Correlation Between Figs and Ross Stores
Can any of the company-specific risk be diversified away by investing in both Figs and Ross Stores at the same time? Although using a correlation coefficient on its own may not help to predict future stock returns, this module helps to understand the diversifiable risk of combining Figs and Ross Stores into the same portfolio, which is an essential part of the fundamental portfolio management process.
By analyzing existing cross correlation between Figs Inc and Ross Stores, you can compare the effects of market volatilities on Figs and Ross Stores and check how they will diversify away market risk if combined in the same portfolio for a given time horizon. You can also utilize pair trading strategies of matching a long position in Figs with a short position of Ross Stores. Check out your portfolio center. Please also check ongoing floating volatility patterns of Figs and Ross Stores.
Diversification Opportunities for Figs and Ross Stores
0.07 | Correlation Coefficient |
Significant diversification
The 3 months correlation between Figs and Ross is 0.07. Overlapping area represents the amount of risk that can be diversified away by holding Figs Inc and Ross Stores in the same portfolio, assuming nothing else is changed. The correlation between historical prices or returns on Ross Stores and Figs is a relative statistical measure of the degree to which these equity instruments tend to move together. The correlation coefficient measures the extent to which returns on Figs Inc are associated (or correlated) with Ross Stores. Values of the correlation coefficient range from -1 to +1, where. The correlation of zero (0) is possible when the price movement of Ross Stores has no effect on the direction of Figs i.e., Figs and Ross Stores go up and down completely randomly.
Pair Corralation between Figs and Ross Stores
Given the investment horizon of 90 days Figs Inc is expected to under-perform the Ross Stores. In addition to that, Figs is 3.79 times more volatile than Ross Stores.
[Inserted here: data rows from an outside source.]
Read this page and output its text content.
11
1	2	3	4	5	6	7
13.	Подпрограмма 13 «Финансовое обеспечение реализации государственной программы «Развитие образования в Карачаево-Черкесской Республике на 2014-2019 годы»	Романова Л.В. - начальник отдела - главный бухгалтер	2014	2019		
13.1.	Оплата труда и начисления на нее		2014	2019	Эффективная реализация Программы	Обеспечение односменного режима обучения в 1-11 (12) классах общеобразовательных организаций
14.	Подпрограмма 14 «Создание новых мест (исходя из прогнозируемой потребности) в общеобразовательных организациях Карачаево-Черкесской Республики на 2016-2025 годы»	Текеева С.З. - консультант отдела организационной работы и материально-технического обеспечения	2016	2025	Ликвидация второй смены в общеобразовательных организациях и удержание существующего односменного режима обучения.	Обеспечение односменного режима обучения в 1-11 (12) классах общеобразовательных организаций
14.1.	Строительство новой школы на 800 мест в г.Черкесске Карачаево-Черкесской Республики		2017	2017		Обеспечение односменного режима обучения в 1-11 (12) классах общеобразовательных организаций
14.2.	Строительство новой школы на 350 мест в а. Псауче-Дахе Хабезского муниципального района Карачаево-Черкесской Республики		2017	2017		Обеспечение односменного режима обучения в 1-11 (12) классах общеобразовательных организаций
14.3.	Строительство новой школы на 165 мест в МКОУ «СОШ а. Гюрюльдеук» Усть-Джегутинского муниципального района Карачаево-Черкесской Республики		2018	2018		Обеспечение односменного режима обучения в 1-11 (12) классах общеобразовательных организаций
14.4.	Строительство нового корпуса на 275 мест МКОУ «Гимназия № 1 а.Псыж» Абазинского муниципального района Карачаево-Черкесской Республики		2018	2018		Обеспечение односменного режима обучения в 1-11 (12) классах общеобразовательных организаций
It trades about -0.13 of its total potential returns per unit of risk. Ross Stores is currently generating about 0.19 per unit of volatility. If you would invest 14,316 in Ross Stores on August 28, 2024 and sell it today you would earn a total of 1,013 from holding Ross Stores or generate 7.08% return on investment over 90 days.
Time Period | 3 Months [change] |
Direction | Moves Together |
Strength | Insignificant |
Accuracy | 100.0% |
Values | Daily Returns |
Figs Inc vs. Ross Stores
Performance |
Timeline |
Figs Inc |
Ross Stores |
Figs and Ross Stores Volatility Contrast
Predicted Return Density |
Returns |
Pair Trading with Figs and Ross Stores
The main advantage of trading using opposite Figs and Ross Stores positions is that it hedges away some unsystematic risk. Because of two separate transactions, even if Figs position performs unexpectedly, Ross Stores can make up some of the losses. Pair trading also minimizes risk from directional movements in the market. For example, if an entire industry or sector drops because of unexpected headlines, the short position in Ross Stores will offset losses from the drop in Ross Stores' long position.The idea behind Figs Inc and Ross Stores pairs trading is to make the combined position market-neutral, meaning the overall market's direction will not affect its win or loss (or potential downside or upside). This can be achieved by designing a pairs trade with two highly correlated stocks or equities that operate in a similar space or sector, making it possible to obtain profits through simple and relatively low-risk investment.Ross Stores vs. Burlington Stores | Ross Stores vs. American Eagle Outfitters | Ross Stores vs. Lululemon Athletica | Ross Stores vs. Foot Locker |
Check out your portfolio center.Note that this page's information should be used as a complementary analysis to find the right mix of equity instruments to add to your existing portfolios or create a brand new portfolio. You can also try the Piotroski F Score module to get Piotroski F Score based on the binary analysis strategy of nine different fundamentals.